Home | About | Sematext search-lucene.com search-hadoop.com
NEW: Monitor These Apps!
elasticsearch, apache solr, apache hbase, hadoop, redis, casssandra, amazon cloudwatch, mysql, memcached, apache kafka, apache zookeeper, apache storm, ubuntu, centOS, red hat, debian, puppet labs, java, senseiDB
 Search Hadoop and all its subprojects:

Switch to Threaded View
MapReduce >> mail # user >> Re: Understanding of the hadoop distribution system (tuning)


Copy link to this message
-
Re: Understanding of the hadoop distribution system (tuning)
Hi,

Responses inline to some points.

On Tue, Sep 11, 2012 at 7:26 AM, Elaine Gan <[EMAIL PROTECTED]> wrote:

> Hi,
>
> I'm new to hadoop and i've just played around with map reduce.
> I would like to check if my understanding to hadoop is correct and i
> would appreciate if anyone could correct me if i'm wrong.
>
> I have a data of around 518MB, and i wrote a MR program to process it.
> Here are some of my settings in my mapred-site.xml.
> ---------------------------------------------------------------
> mapred.tasktracker.map.tasks.maximum = 20
> mapred.tasktracker.reduce.tasks.maximum = 20
> ---------------------------------------------------------------
>

These two configurations essentially tell the tasktrackers that they can
run 20 maps and 20 reduces in parallel on a machine. Is this what you
intended ? (Generally the sum of these two values should equal the number
of cores on your tasktracker node, or a little more).

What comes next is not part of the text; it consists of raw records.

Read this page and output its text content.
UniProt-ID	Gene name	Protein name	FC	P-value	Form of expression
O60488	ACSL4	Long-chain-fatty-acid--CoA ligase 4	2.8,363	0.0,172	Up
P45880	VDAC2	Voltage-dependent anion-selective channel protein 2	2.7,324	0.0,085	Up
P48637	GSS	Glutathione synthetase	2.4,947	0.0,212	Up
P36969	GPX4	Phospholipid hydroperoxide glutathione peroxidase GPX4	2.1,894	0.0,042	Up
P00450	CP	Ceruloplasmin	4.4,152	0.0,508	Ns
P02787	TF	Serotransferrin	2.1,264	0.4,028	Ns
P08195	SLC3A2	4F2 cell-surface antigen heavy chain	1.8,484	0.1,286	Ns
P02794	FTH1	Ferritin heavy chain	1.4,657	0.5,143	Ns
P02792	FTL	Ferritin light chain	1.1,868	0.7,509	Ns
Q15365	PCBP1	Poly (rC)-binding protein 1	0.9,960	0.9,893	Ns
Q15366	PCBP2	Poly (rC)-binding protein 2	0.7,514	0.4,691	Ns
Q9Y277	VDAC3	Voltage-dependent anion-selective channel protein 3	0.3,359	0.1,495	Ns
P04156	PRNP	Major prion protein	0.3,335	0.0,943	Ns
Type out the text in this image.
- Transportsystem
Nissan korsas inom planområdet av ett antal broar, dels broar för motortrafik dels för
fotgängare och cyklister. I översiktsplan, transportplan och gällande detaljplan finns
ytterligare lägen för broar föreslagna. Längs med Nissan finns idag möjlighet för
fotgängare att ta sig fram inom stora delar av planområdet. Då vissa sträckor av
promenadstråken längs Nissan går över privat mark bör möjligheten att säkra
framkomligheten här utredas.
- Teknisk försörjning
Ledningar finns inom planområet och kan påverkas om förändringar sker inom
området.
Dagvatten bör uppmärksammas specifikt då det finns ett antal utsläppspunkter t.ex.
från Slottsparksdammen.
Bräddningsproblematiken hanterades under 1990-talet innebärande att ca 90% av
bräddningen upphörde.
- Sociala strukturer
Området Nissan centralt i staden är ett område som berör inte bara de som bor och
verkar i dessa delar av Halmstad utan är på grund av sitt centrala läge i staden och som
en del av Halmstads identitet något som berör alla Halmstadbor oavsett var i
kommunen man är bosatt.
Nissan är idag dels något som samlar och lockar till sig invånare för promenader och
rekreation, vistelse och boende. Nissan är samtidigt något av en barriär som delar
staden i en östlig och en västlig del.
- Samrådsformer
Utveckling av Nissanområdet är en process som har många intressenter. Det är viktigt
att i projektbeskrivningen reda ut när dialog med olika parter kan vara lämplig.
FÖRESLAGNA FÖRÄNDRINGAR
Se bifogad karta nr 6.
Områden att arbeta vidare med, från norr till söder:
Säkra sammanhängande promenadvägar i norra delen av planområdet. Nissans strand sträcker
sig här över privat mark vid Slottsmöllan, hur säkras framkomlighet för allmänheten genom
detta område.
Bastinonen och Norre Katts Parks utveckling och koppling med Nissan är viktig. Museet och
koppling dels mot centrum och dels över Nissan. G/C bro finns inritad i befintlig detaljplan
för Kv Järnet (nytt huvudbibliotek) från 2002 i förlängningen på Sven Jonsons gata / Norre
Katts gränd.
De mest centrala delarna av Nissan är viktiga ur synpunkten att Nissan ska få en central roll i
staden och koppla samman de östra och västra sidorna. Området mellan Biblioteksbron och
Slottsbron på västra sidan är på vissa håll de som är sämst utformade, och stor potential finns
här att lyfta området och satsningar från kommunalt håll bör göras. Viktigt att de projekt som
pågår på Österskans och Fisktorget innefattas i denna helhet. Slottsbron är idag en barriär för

Also, would help if you can tell us your cluster size - i.e. number of
slaves.
> My block size is default, 64MB
> With my data size = 518MB, i guess setting the maximum for MR task to 20
> is far more than enough (518/64 = 8) , did i get it correctly?
>
>
I suppose what you want is to run all the maps in parallel. For that, the
number of map slots in your cluster should be more than the number of maps
of your job (assuming there's a single job running). If the number of slots
is less than number of maps, the maps would be scheduled in multiple waves.
On your jobtracker main page, the Cluster Summary > Map Task Capacity gives
you the total slots available in your cluster.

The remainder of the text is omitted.